Multi-Modal Knowledge Graph Enhanced StyleGAN-Based Cognitive Semantic Communications for Image Transmissions
Wei Wu, Hangtao Mao, Fuhui Zhou, Tianle Yao, Han Hu, Baoyun Wang, Qihui Wu · 2024
In recent years, image semantic communications (ISC) have gained significant attention as a critical area of semantic communications. However, the majority of existing frameworks for image semantic communications are based on end-to-end deep learning (DL) models, which are often considered black-box processes and have the drawback of lacking interpretability. In this paper, we propose a novel multimodal knowledge graph (MMKG) enhanced StyleGAN-based cognitive semantic communications for image transmissions.

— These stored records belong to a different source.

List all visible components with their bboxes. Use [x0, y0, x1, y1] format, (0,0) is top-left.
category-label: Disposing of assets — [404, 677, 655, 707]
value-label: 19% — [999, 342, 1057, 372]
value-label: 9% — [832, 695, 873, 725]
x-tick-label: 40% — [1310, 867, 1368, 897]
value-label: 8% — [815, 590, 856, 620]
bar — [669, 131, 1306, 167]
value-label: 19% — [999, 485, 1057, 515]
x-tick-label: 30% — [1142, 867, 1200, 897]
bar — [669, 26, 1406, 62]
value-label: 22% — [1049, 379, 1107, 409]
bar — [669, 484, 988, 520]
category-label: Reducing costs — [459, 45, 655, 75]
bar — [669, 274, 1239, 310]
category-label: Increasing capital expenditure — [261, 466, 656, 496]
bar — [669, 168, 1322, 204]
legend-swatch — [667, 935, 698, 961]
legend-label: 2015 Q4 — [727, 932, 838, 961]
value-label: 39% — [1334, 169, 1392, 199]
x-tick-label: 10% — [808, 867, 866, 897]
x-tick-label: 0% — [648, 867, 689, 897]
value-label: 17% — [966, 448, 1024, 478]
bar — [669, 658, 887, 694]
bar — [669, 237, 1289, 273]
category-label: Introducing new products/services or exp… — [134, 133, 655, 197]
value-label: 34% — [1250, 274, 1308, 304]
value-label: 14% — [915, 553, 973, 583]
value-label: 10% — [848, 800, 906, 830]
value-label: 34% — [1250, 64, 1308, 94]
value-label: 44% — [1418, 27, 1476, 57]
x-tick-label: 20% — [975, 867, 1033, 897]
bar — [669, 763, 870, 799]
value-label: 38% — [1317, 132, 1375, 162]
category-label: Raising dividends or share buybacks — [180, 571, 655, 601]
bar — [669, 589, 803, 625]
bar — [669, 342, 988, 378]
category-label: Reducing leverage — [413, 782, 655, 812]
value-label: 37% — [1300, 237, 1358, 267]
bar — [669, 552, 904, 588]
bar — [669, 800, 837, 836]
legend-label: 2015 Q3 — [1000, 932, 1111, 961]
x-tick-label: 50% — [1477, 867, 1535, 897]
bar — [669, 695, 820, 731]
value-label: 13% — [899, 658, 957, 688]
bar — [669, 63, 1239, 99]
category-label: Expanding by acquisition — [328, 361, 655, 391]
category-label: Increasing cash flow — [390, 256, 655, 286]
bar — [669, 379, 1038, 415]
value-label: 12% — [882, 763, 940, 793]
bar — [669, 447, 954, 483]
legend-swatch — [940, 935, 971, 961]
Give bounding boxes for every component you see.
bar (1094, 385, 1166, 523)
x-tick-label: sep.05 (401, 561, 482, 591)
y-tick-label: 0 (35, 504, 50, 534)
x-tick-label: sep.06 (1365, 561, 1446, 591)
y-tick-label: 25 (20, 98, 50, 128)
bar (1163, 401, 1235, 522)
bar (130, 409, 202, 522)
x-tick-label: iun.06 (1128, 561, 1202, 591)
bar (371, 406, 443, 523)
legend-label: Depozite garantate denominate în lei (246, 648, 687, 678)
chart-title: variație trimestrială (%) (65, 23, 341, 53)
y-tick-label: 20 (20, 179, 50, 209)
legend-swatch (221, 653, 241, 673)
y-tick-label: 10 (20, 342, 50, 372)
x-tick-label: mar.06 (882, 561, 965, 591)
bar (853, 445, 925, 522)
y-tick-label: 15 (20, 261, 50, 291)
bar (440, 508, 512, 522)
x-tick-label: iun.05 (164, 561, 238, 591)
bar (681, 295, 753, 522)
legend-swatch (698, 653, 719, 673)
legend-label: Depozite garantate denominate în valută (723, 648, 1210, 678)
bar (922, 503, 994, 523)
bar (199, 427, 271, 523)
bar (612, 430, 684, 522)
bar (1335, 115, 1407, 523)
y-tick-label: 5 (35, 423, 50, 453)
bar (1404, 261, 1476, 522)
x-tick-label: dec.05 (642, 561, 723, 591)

Specifically, we utilize a large-scale universal multimodal knowledge graph as semantic knowledge base and design a semantic coding method for images. Additionally, a semantic fusion algorithm is also designed to enable controllable semantic restoration based on the additional semantics provided by the multimodal knowledge graph. Simulation results demonstrate that our proposed method outperforms traditional communication systems in achieving higher semantic reconstruction capability’ especially at low bit rates. The results also highlight the significant contribution of additional semantics provided by the multimodal knowledge graph in facilitating image reconstruction.